What is it?
Genital Herpes is a viral infection affecting the skin.
There are two types of herpes simplex virus:
- Type 1 Virus is usually the cause of “cold sores” affecting the mouth and nose but can also be the cause of genital sores as it is easily passed to the genital area via oral sex.
- Type 2 Virus Usually affects the genital and anal areas.
How is it passed on?
It is difficult to avoid coming into contact with the herpes virus. The majority of the population will come into contact with one of the herpes viruses at some time in their lives.
Many people who have herpes will never know they have the infection as they never experience any symptoms.
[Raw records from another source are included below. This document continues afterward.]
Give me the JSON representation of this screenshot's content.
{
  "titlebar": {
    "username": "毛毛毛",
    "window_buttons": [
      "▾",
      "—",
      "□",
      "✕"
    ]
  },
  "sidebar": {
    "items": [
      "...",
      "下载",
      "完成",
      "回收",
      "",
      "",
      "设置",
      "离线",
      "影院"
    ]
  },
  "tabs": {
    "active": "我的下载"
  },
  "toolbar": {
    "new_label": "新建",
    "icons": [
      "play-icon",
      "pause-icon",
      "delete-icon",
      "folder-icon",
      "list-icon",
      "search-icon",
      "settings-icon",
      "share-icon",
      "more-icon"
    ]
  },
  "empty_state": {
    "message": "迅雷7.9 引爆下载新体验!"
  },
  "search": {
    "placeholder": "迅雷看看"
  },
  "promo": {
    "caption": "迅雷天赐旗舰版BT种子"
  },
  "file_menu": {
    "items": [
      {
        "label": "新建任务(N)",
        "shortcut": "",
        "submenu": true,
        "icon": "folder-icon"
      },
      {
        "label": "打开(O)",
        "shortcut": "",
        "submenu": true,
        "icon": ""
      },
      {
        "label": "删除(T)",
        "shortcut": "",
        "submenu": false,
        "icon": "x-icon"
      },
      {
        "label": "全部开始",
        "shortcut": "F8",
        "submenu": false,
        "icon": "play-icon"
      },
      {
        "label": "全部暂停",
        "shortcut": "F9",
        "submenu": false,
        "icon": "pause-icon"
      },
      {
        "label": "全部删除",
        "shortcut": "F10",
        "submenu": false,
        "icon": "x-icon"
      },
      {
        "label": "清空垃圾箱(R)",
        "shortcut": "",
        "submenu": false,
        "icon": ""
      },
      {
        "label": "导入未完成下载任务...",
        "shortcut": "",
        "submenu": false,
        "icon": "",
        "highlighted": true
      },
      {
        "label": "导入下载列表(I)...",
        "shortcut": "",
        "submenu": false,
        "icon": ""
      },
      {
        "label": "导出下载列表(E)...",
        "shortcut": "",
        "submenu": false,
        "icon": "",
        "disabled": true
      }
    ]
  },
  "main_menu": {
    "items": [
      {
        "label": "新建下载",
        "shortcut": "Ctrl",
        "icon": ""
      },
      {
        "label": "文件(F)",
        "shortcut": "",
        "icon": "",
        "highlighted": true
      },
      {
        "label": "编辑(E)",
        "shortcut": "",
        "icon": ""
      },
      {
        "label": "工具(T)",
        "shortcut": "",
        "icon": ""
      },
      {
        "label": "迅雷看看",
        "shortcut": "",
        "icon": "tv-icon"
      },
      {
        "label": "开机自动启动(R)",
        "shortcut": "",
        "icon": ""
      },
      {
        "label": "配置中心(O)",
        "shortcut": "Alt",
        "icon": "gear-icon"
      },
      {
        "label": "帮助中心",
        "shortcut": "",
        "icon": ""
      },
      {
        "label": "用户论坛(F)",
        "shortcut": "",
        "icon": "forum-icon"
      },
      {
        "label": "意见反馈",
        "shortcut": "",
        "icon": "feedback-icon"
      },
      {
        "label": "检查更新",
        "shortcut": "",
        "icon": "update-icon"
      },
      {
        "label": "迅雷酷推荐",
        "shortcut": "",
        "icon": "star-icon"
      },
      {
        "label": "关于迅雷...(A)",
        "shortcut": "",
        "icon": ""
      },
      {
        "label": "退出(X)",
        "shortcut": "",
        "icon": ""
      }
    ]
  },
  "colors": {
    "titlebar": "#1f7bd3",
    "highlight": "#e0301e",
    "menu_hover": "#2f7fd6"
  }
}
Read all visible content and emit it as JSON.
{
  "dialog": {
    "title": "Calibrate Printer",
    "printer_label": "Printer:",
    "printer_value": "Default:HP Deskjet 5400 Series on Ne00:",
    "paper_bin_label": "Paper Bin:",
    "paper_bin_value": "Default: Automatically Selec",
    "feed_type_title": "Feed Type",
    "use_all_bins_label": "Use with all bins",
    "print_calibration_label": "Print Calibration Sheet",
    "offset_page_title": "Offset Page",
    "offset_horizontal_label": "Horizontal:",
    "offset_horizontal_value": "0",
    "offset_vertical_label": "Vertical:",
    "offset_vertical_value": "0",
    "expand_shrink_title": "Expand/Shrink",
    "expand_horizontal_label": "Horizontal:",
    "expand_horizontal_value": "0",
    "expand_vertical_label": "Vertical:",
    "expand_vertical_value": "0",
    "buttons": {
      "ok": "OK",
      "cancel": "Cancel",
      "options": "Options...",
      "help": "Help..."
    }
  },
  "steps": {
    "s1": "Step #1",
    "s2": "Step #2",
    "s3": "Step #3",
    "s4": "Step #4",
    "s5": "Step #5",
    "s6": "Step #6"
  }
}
Herpes is passed from one person to another by
- Skin-to-skin contact during sex if the virus is active on the skin outside the area protected by a condom
- Vaginal, anal and oral sex
- Sharing sex toys without washing them or covering them with a new condom with each use
- If a person with whitlows (herpes on the hand) touches a partner’s vagina, genitals or anal area
You can’t get herpes from sharing towels, cups, plates, cutlery or toilet seats
What are the symptoms?
Initial infection may have no symptoms at all in a number of people. These people can carry the infection for years without ever realising.
If symptoms are present, the following may be recognised:
- Flu-like symptoms (fever, headache, muscle and joint aches)
- Itching and/or tingling (discomfort) in the affected genital area.
- Painful red spots or lumps (often you may see fluid inside the lump)
- Small painful blisters or sores.
- Pain passing urine
- Lymph glands in the groin, neck or armpits may be swollen
How do you test for it?
Genital herpes can only be tested usually when sores are present, so if you notice symptoms come to clinic as soon as possible.
The doctor or nurse will take a sample from the blisters. This involves brushing a cotton-tipped swab (like a cotton-bud) over the area affected.
If you have no obvious blisters there is no routine test for herpes.
What is the treatment?
Treatments available aim to relieve the symptoms of the blisters and stop new blisters developing, although symptoms can disappear by themselves. There is currently no cure for herpes.
Treatment is with antiviral tablets. Sometimes a local anaesthetic cream may be used to numb the area and relieve discomfort. Unlike treatments for cold sores, there are currently no over-the-counter remedies available for genital herpes.
Things you can do to help ease the pain are:
- Gently bathe the area with diluted salt water.
- If passing urine is very painful it can help to pass urine in the shower or in a warm bath.
- Drink plenty of water
Herpes can be managed safely during pregnancy, but it is important to discuss with your midwife if you have, or have had, herpes infections. If you are pregnant when you get symptoms of herpes for the first time it is important to inform your midwife and to attend the clinic to see a doctor as soon as possible.